Die Luft an der Nordsee ist kalt. Oma und ich sitzen da, vor uns erstreckt sich die weite See, neben uns schiesst der imposante Turm in die Höhe. „Ich nehme an, du weißt von der baldigen Trennung deiner Eltern“, meint Oma plötzlich. Ich schaue sie an und nicke. „Woher weißt du das alles, Oma?“
Sie schmunzelt. „Ich würde sagen, dass ich seit vierzig Jahren Mutter und seit zehn Jahren Grossmutter bin. Diese Erfahrung reicht aus.“
„Ich fühle mich aussen vor gelassen“, beginne ich und senke den Blick. „Mama und Papa streiten sich nur noch. Das würde auch ein Zweijähriger mitbekommen! Aber sie denken, sie können mich für blöd verkaufen.“
„Eltern wollen oft, dass ihre Kinder durch ihre eigenen Problem nicht belastet werden“, erwidert Oma.
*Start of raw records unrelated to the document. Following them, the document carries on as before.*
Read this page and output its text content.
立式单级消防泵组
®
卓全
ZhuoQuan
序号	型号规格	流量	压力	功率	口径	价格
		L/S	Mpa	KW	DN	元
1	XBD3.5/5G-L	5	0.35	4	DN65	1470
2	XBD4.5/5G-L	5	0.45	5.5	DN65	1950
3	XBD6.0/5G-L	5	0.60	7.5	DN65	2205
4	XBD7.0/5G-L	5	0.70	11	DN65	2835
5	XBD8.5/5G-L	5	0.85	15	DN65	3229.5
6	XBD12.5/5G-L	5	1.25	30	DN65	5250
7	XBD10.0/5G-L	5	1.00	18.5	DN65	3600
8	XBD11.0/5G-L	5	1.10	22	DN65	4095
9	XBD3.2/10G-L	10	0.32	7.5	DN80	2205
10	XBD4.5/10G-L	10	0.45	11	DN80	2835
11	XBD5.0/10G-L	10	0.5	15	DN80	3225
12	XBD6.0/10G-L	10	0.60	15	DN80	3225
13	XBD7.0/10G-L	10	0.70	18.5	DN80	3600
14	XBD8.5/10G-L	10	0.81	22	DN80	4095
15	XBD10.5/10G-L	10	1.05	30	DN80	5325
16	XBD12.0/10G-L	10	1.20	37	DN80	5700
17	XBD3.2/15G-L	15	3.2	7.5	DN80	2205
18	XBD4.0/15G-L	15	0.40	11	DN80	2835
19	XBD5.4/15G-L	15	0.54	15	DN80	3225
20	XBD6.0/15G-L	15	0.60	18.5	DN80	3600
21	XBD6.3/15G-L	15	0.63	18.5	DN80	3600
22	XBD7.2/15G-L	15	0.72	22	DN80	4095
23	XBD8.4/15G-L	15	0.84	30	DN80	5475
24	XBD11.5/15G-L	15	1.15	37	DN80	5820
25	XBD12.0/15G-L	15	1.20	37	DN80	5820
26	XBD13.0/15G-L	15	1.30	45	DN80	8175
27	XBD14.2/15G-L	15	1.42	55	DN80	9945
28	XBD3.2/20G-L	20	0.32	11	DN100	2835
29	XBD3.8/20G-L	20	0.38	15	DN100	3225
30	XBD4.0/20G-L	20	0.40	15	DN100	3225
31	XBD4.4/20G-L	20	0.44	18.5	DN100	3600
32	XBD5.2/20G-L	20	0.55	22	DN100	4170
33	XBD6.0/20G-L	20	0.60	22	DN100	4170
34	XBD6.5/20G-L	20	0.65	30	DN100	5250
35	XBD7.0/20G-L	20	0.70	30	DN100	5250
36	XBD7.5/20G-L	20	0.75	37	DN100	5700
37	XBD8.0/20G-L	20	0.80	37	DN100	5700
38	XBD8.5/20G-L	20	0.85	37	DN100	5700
„Nur was soll das bringen? Ich entferne mich immer mehr von ihnen, wenn sie so weiter machen!“
„Hast du Angst?“, fragt sie. „Naja, ein bisschen schon.“ Eine Träne kullert mir über die Wange, und für den Bruchteil einer Sekunde frage ich mich, ob sie wohl durch die Kälte erfrieren kann.
„Dieser Leuchtturm bedeutet für mich irgendwie Stärke, man respektiert ihn und sieht zu ihm auf. Behandelt ihn wie man selbst auch behandelt werden will. Sowas will ich auch“, murmle ich. Oma sagt nichts dazu. Sie lächelt, legt den Arm auf meine Schulter, küsst mich auf die Stirn. Die Wärme ihres Armes drängt sich durch die Jacke und strahlt auf meinen Rücken. Ausser unseren Atemzügen höre ich nichts als die klassische Musik und das Rauschen der Nordsee.